Earlier on Friday, Sibanye-Stillwater, the owner of the mine, confirmed that 955 workers were rescued unharmed at its Beatrix Shaft 3 in the early hours of the morning, after a power cut affected an elevator to bring them up following a severe storm on Wednesday night.
The company had already taken a decision to halt operations at the 2.2km depth mine until Monday to allow workers to recieve trauma counselling and recover fully.
Workers affiliated to the Association of Mineworkers and Construction Union (Amcu) on Friday, vowed not to return underground at Beatrix gold mine until safety issues were resolved and they get certain assurances from the mine and government.
Amcu President Joseph Mathunjwa said that the union wanted to check whether Sibanye-Stillwater was complying with all regulations at Beatrix.
"We have put the demands as Amcu that there must not be any worker that reports to work on Monday.
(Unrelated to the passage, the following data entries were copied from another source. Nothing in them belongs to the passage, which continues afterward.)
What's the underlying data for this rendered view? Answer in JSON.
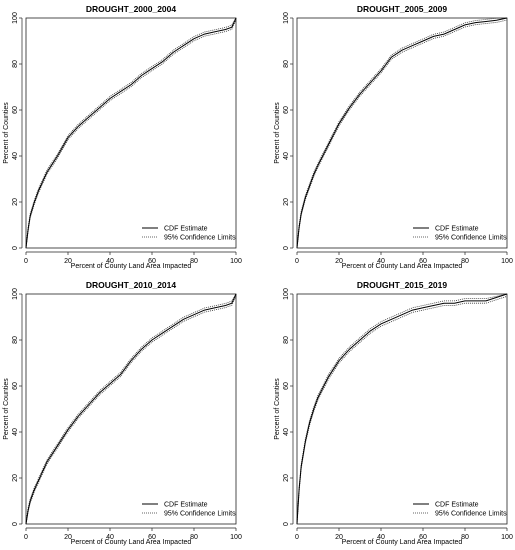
{
  "chart_data": [
    {
      "type": "line",
      "title": "DROUGHT_2000_2004",
      "xlabel": "Percent of County Land Area Impacted",
      "ylabel": "Percent of Counties",
      "xlim": [
        0,
        100
      ],
      "ylim": [
        0,
        100
      ],
      "xticks": [
        0,
        20,
        40,
        60,
        80,
        100
      ],
      "yticks": [
        0,
        20,
        40,
        60,
        80,
        100
      ],
      "grid": false,
      "legend_position": "bottom-right",
      "series": [
        {
          "name": "CDF Estimate",
          "style": "solid",
          "x": [
            0,
            1,
            2,
            4,
            6,
            8,
            10,
            15,
            20,
            25,
            30,
            35,
            40,
            45,
            50,
            55,
            60,
            65,
            70,
            75,
            80,
            85,
            90,
            95,
            98,
            100
          ],
          "y": [
            0,
            8,
            14,
            20,
            25,
            29,
            33,
            40,
            48,
            53,
            57,
            61,
            65,
            68,
            71,
            75,
            78,
            81,
            85,
            88,
            91,
            93,
            94,
            95,
            96,
            100
          ]
        },
        {
          "name": "95% Confidence Limits",
          "style": "dotted",
          "band": 0.9
        }
      ]
    },
    {
      "type": "line",
      "title": "DROUGHT_2005_2009",
      "xlabel": "Percent of County Land Area Impacted",
      "ylabel": "Percent of Counties",
      "xlim": [
        0,
        100
      ],
      "ylim": [
        0,
        100
      ],
      "xticks": [
        0,
        20,
        40,
        60,
        80,
        100
      ],
      "yticks": [
        0,
        20,
        40,
        60,
        80,
        100
      ],
      "grid": false,
      "legend_position": "bottom-right",
      "series": [
        {
          "name": "CDF Estimate",
          "style": "solid",
          "x": [
            0,
            1,
            2,
            4,
            6,
            8,
            10,
            15,
            20,
            25,
            30,
            35,
            40,
            45,
            50,
            55,
            60,
            65,
            70,
            75,
            80,
            85,
            90,
            95,
            100
          ],
          "y": [
            0,
            9,
            15,
            22,
            27,
            32,
            36,
            45,
            54,
            61,
            67,
            72,
            77,
            83,
            86,
            88,
            90,
            92,
            93,
            95,
            97,
            98,
            98.5,
            99,
            100
          ]
        },
        {
          "name": "95% Confidence Limits",
          "style": "dotted",
          "band": 0.9
        }
      ]
    },
    {
      "type": "line",
      "title": "DROUGHT_2010_2014",
      "xlabel": "Percent of County Land Area Impacted",
      "ylabel": "Percent of Counties",
      "xlim": [
        0,
        100
      ],
      "ylim": [
        0,
        100
      ],
      "xticks": [
        0,
        20,
        40,
        60,
        80,
        100
      ],
      "yticks": [
        0,
        20,
        40,
        60,
        80,
        100
      ],
      "grid": false,
      "legend_position": "bottom-right",
      "series": [
        {
          "name": "CDF Estimate",
          "style": "solid",
          "x": [
            0,
            1,
            2,
            4,
            6,
            8,
            10,
            15,
            20,
            25,
            30,
            35,
            40,
            45,
            50,
            55,
            60,
            65,
            70,
            75,
            80,
            85,
            90,
            95,
            98,
            100
          ],
          "y": [
            0,
            6,
            10,
            15,
            19,
            23,
            27,
            34,
            41,
            47,
            52,
            57,
            61,
            65,
            71,
            76,
            80,
            83,
            86,
            89,
            91,
            93,
            94,
            95,
            96,
            100
          ]
        },
        {
          "name": "95% Confidence Limits",
          "style": "dotted",
          "band": 0.9
        }
      ]
    },
    {
      "type": "line",
      "title": "DROUGHT_2015_2019",
      "xlabel": "Percent of County Land Area Impacted",
      "ylabel": "Percent of Counties",
      "xlim": [
        0,
        100
      ],
      "ylim": [
        0,
        100
      ],
      "xticks": [
        0,
        20,
        40,
        60,
        80,
        100
      ],
      "yticks": [
        0,
        20,
        40,
        60,
        80,
        100
      ],
      "grid": false,
      "legend_position": "bottom-right",
      "series": [
        {
          "name": "CDF Estimate",
          "style": "solid",
          "x": [
            0,
            1,
            2,
            4,
            6,
            8,
            10,
            15,
            20,
            25,
            30,
            35,
            40,
            45,
            50,
            55,
            60,
            65,
            70,
            75,
            80,
            90,
            100
          ],
          "y": [
            0,
            15,
            25,
            36,
            44,
            50,
            55,
            64,
            71,
            76,
            80,
            84,
            87,
            89,
            91,
            93,
            94,
            95,
            96,
            96,
            97,
            97,
            100
          ]
        },
        {
          "name": "95% Confidence Limits",
          "style": "dotted",
          "band": 1.0
        }
      ]
    }
  ]
}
Their families are traumatised as much as the breadwinners are traumatised. Therefore they need to be given ample time for trauma counselling," Mathunjwa told journalists at the mine following a marathon meeting with Sibanye-Stillwater management and government.
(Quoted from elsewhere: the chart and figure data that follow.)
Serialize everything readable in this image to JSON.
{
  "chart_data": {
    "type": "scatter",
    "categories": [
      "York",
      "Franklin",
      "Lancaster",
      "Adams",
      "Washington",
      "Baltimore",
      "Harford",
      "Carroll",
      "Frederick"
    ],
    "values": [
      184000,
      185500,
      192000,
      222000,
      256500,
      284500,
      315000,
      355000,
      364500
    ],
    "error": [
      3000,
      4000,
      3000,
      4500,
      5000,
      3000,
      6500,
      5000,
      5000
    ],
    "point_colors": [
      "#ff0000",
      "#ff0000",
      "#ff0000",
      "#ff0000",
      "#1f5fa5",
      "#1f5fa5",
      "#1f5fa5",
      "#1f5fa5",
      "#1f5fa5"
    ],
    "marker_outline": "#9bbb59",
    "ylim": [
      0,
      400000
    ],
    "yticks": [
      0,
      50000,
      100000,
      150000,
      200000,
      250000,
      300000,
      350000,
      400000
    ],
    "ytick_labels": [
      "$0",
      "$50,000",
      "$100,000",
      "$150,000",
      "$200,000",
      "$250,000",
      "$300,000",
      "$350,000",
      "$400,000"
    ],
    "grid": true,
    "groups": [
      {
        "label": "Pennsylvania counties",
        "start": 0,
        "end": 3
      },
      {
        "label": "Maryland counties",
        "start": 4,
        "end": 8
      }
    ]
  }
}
"We also requested this audit that the minister is taking about that they must do a full-scale audit at this mine. We demand new generators. If Sibanye can go and purchase a mine in the U.S. surely it can purchase new generators."
Mathunjwa said that the mine must have an emergency power supply for ventilation purposes in cases where workers are trapped underground, especially Beatrix mine because it's shallow and highly concentrated in methane gas.
Mathunjwa also confirmed that the union had demanded a R3 000 payment each for workers who were trapped underground as compensation and for counselling expenses.
Head of investor relations at Sibanye-Stillwater, James Wellsted, dismissed Amcu's R3 000 demand, saying that the mine was already providing workers with trauma counselling.
Meanwhile, South African Mineral Resources Minister Mosebenzi Zwane on Friday said that governement would not issue a Section 54 work stoppage certificate to Beatrix gold mine in the Free State where hundreds of workers were trapped underground for two nights.
Briefing the media after a three-hour meeting with mine management and trade unions, Zwane said that government would rather ensure that due process was followed in investigating the incident before allowing operations to resume and for workers to return underground.
"We have agreed with everybody in the meeting that we are going to follow due processes to ensure the safety of everybody and allow the mine to operate once we have followed those processes. I do not want to speculate on the cause of this incident as a responsible leader," Zwane said.
"We will be investigating issues of negligence, generator [faiIure], infrastructure and any other issue we deem fit. But until we have facts, we cannot issue a Section 54 because we know there was a storm in the area. We dont want to close these mines perpetually."
Zwane said the mine had taken a correct decision by not rescuing the workers through an alternative escape route because that route contained toxic gasses and "high methane levels".
Zwane also said that the mine would remain temporarily closed until an investigation by the mineral resources' inspectorate is complete, which might take up a day or up to four days.